A palavra poética na voz de Fernanda Montenegro

Fernanda Montenegro na leitura realizada na última terça-feira na Academia Brasileira de Letras (ABL) (Foto: Michael Félix/ Divulgação ABL)
Nos últimos anos, Fernanda Montenegro vem se dedicando ao formato de leitura por meio de textos de Simone de Beauvoir – em A Cerimônia do Adeus, projeto que surgiu como encenação com o título de Viver sem Tempos Mortos – e Nelson Rodrigues – a partir de costura dramatúrgica adaptada do livro organizado por Sonia Rodrigues, Nelson Rodrigues por ele Mesmo. Na terça-feira dessa semana, a atriz realizou, na Academia Brasileira de Letras (ABL), o recital Uma Academia Toda Prosa, composto por 14 textos de escritores pertencentes à instituição, ordenados de acordo com a sequência alfabética dos nomes de cada autor, com exceção de Machado de Assis, o primeiro presidente da ABL, cujo texto encerrou o programa.
O vínculo com a leitura, como se disse, não é novo na trajetória de Fernanda Montenegro. Mas não remete “apenas” aos trabalhos mais recentes. Também está, de alguma forma, ligado aos primórdios de sua carreira, na Rádio MEC. Há, claro, uma diferença fundamental entre o ofício de radioatriz e a leitura de textos no teatro: a ausência da imagem da atriz, no caso do rádio. O fato é que, já no rádio, Fernanda começou a sugerir imagens através da voz, a modulá-la em tonalidades e vibrações diversas, sem depender da expressão facial. Além disso, o encontro com a palavra poética traz à tona sua excepcional interpretação em Dona Doida – Um Interlúdio, mergulho na obra da escritora Adélia Prado, sob a condução de Naum Alves de Souza, que ganhou a cena na segunda metade da década de 1980.
Na apresentação na ABL, Fernanda confirmou pleno domínio da palavra ao imprimir permanente colorido à leitura, perceptível em alternâncias de velocidade, volume (ao transitar entre o sussurro e a contundência) e atmosfera (ao oscilar entre a leveza e a densidade). Os gestos com a mão direita apoiaram a fala, conferindo certa concretude à palavra, mas sem limitar as possibilidades de sentido. Com precisão de ritmo, a atriz produziu expectativas durante as leituras, afastando o risco da linearidade.

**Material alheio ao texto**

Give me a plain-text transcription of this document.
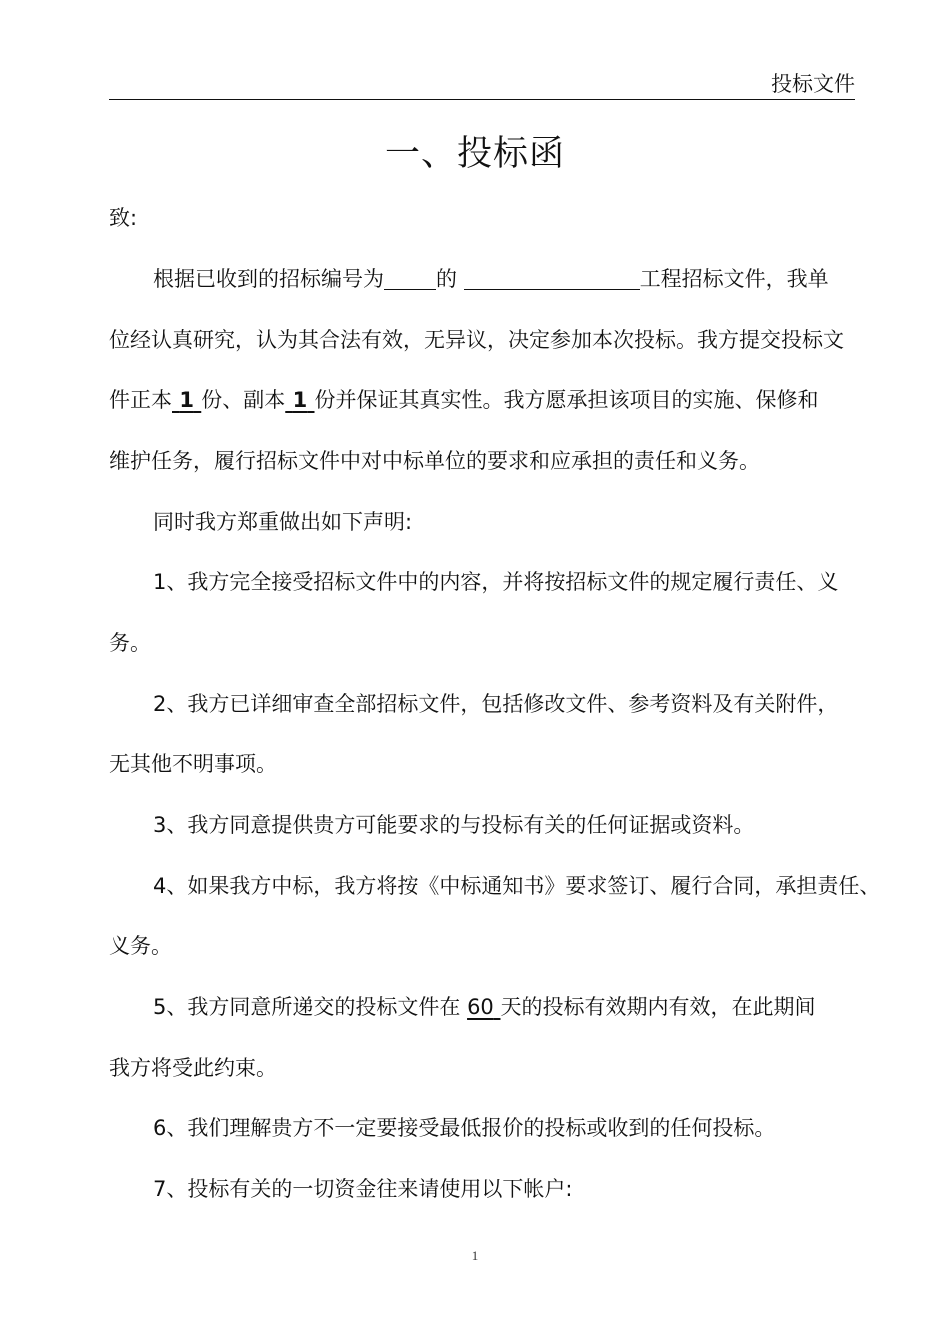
投标文件
一、投标函
致:
根据已收到的招标编号为 的	工程招标文件，我单
位经认真研究，认为其合法有效，无异议，决定参加本次投标。我方提交投标文
件正本 1 份、副本 1 份并保证其真实性。我方愿承担该项目的实施、保修和
维护任务，履行招标文件中对中标单位的要求和应承担的责任和义务。
同时我方郑重做出如下声明:
1、我方完全接受招标文件中的内容，并将按招标文件的规定履行责任、义
务。
2、我方已详细审查全部招标文件，包括修改文件、参考资料及有关附件，
无其他不明事项。
3、我方同意提供贵方可能要求的与投标有关的任何证据或资料。
4、如果我方中标，我方将按《中标通知书》要求签订、履行合同，承担责任、
义务。
5、我方同意所递交的投标文件在 60 天的投标有效期内有效，在此期间
我方将受此约束。
6、我们理解贵方不一定要接受最低报价的投标或收到的任何投标。
7、投标有关的一切资金往来请使用以下帐户:
1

Climas emocionais distintos atravessaram os textos, com espaço para o humor – em O Professor Canadense e o Amor, de Godofredo de Oliveira Neto, A Roupa da Rachel, de Heloisa Teixeira, no inusitado diálogo de Só sei que Nasci, de Ignácio de Loyola Brandão, e nas referências literárias e históricas de, respectivamente, Memórias de Capitu, de Domício Proença Filho, e Rio, 1919 – O Carnaval da Espanhola, de Ruy Castro –, a força poética – em Bentevis e Gaviões, de Ana Maria Machado – e a sinceridade sem máscaras – em Ter Mãe, de Rosiska Darcy de Oliveira.
A concepção cênica foi adequadamente simples, com a atriz vestindo roupa neutra e breves inserções musicais entre um texto e outro. Uma proposta parecida com a das leituras que vem fazendo, ainda que caiba destacar a oportuna importância destinada à ópera na abertura de Nelson Rodrigues por ele Mesmo. Mas, no recital na ABL, não são necessários acréscimos diante da habilidade de Fernanda Montenegro em transmitir sensação de instantaneidade à leitura dos variados textos.